Spesso nel nostro mondo italiano si fanno domande teologiche per capire "cosa pensa" l'Ortodossia, "quali differenze" ha con il mondo cattolico ecc.
Succede pure che sia invocata la teologia dei Padri - trattandola pero' come un insieme di idee - per essere contrapposta ad altre teologie che "corromperebbero" il Cristianesimo.
Nel gioco delle contrapposizioni ci sentiamo in DOVERE di stampare qualcosa che contrasti sempre qualcos'altro.
Non ci accorgiamo ma, facendo così, siamo noi che abbiamo rovinato tutto.
Trovo molto buffo che nel mondo ortodosso alcuni suoi rappresentanti (più o meno reali) si scaglino contro la teologia scolastica cattolica dicendo che è una teologia rovinosa dal momento che separa la vita cristiana dal pensiero cristiano facendo divenire questo ultimo una pura filosofia, un insieme di idee.
Lo trovo buffo perché anche in campo ortodosso, nella battaglia delle idee, seppur in nome dei Padri, si fa esattamente altrettanto.
Allora qual'è l'ordine esatto?
Il teologo - ben prima di essere uno che conosce la "DOTTRINA" dei Padri - dev'essere un uomo che pratica una costante METANIA (conversione-pentimento).
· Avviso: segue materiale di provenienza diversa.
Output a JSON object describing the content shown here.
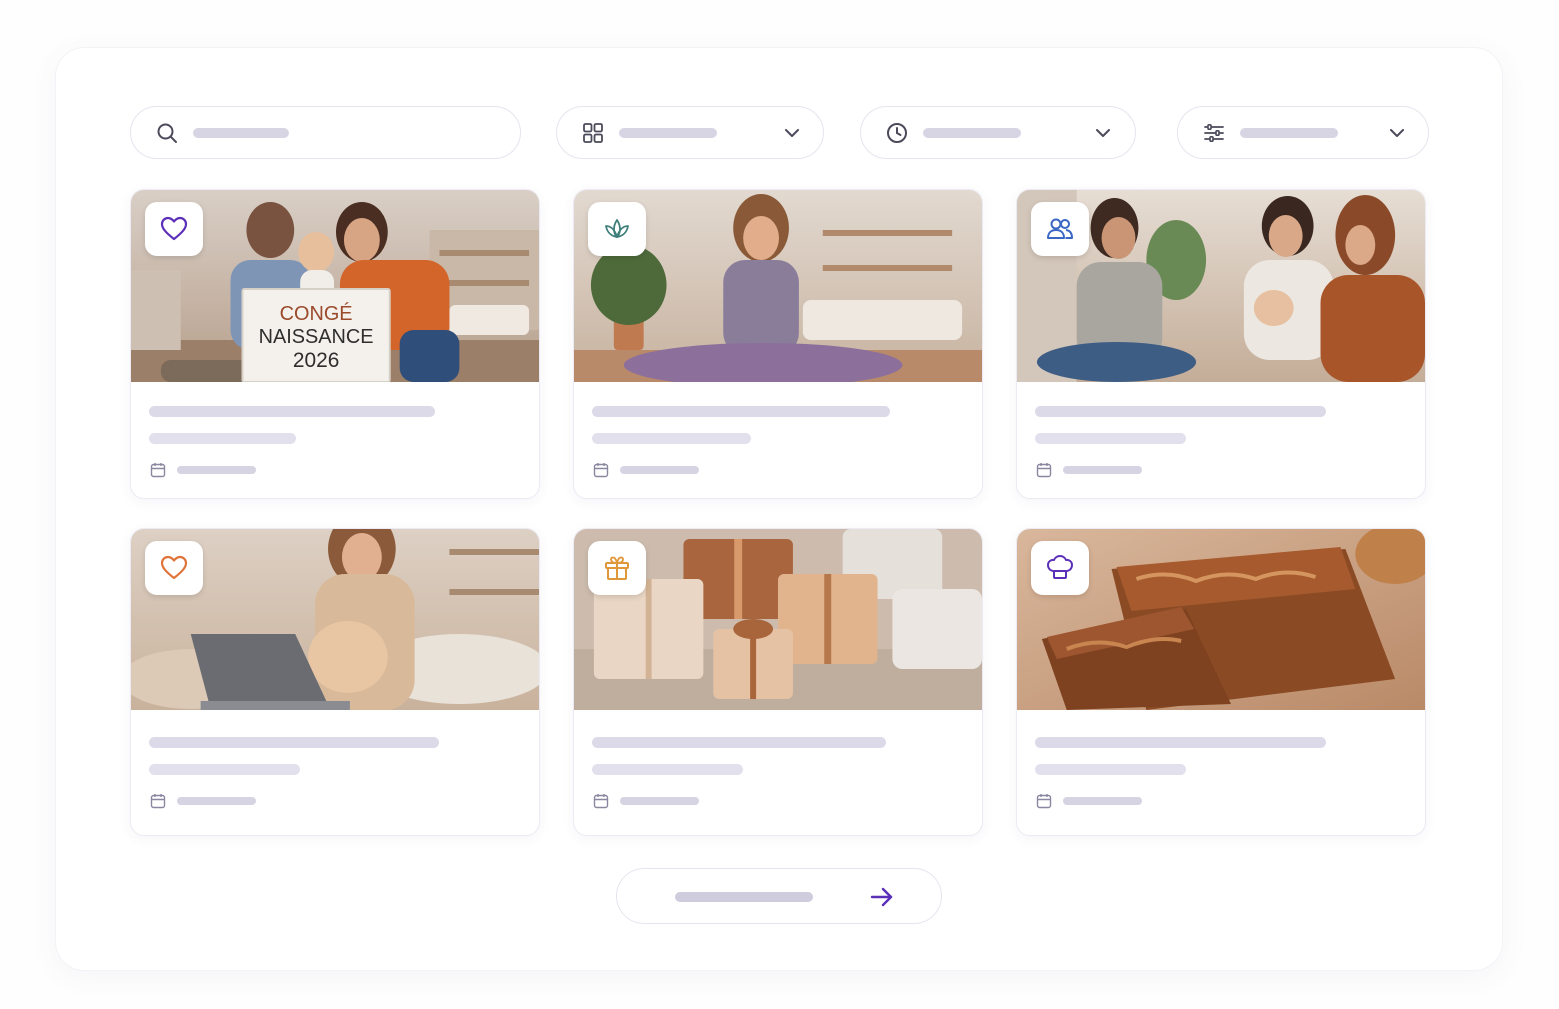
{
  "colors": {
    "accent": "#5b2fb8",
    "accent_warm": "#e0733a",
    "accent_teal": "#3f7f7a",
    "accent_blue": "#3a66c4",
    "skeleton": "#dcdae8"
  },
  "filters": [
    {
      "icon": "search-icon",
      "type": "search"
    },
    {
      "icon": "grid-icon",
      "type": "dropdown"
    },
    {
      "icon": "clock-icon",
      "type": "dropdown"
    },
    {
      "icon": "sliders-icon",
      "type": "dropdown"
    }
  ],
  "cards": [
    {
      "badge_icon": "heart-icon",
      "badge_color": "#5b2fb8",
      "image": "family with baby holding sign",
      "sign": {
        "line1": "CONGÉ",
        "line2": "NAISSANCE",
        "line3": "2026"
      }
    },
    {
      "badge_icon": "lotus-icon",
      "badge_color": "#3f7f7a",
      "image": "pregnant woman yoga"
    },
    {
      "badge_icon": "users-icon",
      "badge_color": "#3a66c4",
      "image": "group of mothers with baby"
    },
    {
      "badge_icon": "heart-icon",
      "badge_color": "#e0733a",
      "image": "pregnant woman with laptop"
    },
    {
      "badge_icon": "gift-icon",
      "badge_color": "#e0973a",
      "image": "wrapped gifts"
    },
    {
      "badge_icon": "chef-hat-icon",
      "badge_color": "#5b2fb8",
      "image": "baked loaf cake"
    }
  ],
  "more_button": {
    "icon": "arrow-right-icon"
  }
}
Viceversa, dal punto di vista ortodosso, non è teologo!
La vera porta della teologia è la METANIA. Oltrepassata quella porta, pure nell'ignoranza dei Padri, si è sulla via giusta, con lo spirito corretto.
In questo modo la conoscenza teologica non diverrà un INSIEME DI IDEE da maneggiare come se si avesse una spada in mano e con questa decapitare le persone che la pensano diversamente.
La teologia diviene un balsamo, un nutrimento, una medicina.
Dico che, al limite, si può non conoscere la teologia dei Padri e finire per essere imprecisi. La cosa non mi scandalizza, se c'è METANIA.
Nel Monte Athos, ad esempio, non si va per conoscere in dettaglio la teologia ma per VIVERE LA METANIA al punto che recentemente ho saputo che una persona che vive lì non sapeva precisamente chi fosse Gregorio Palamas.
Il fine principale del Cristianesimo è nutrire il cuore, non tanto il cervello con il quale ognuno di noi, poi, si gonfia.
Infatti, una teologia senza metania è una contraddizione.
Io credo che INEVITABILMENTE il Cristianesimo continuerà a svuotarsi - grazie soprattutto a molti "teologi" - proprio per la mancanza di autentica METANIA con la quale si vedono le cose in modo molto diverso da quello secolare (che è un mondo di continue incessanti contrapposizioni che nascono da orgoglio umano).
E' facile imparare un concetto e dipingersi maestri, difficile imparare la METANIA e sentirsi gli ultimi fra tutti comportandosi di conseguenza.
Ma la vera teologia patristica presuppone e conduce alla METANIA.
Senza di questa anche nel nostro mondo ortodosso entra il metodo puramente scolastico, entra il freddo vento del secolarismo, entra una teologia santanica in nome dei ... "Padri"!
A quel punto non c'è proprio nulla dicui vantarsi. Abbiamo ucciso Cristo nel nostro cuore e lo uccidiamo in quello degli altri in nome della... conoscenza!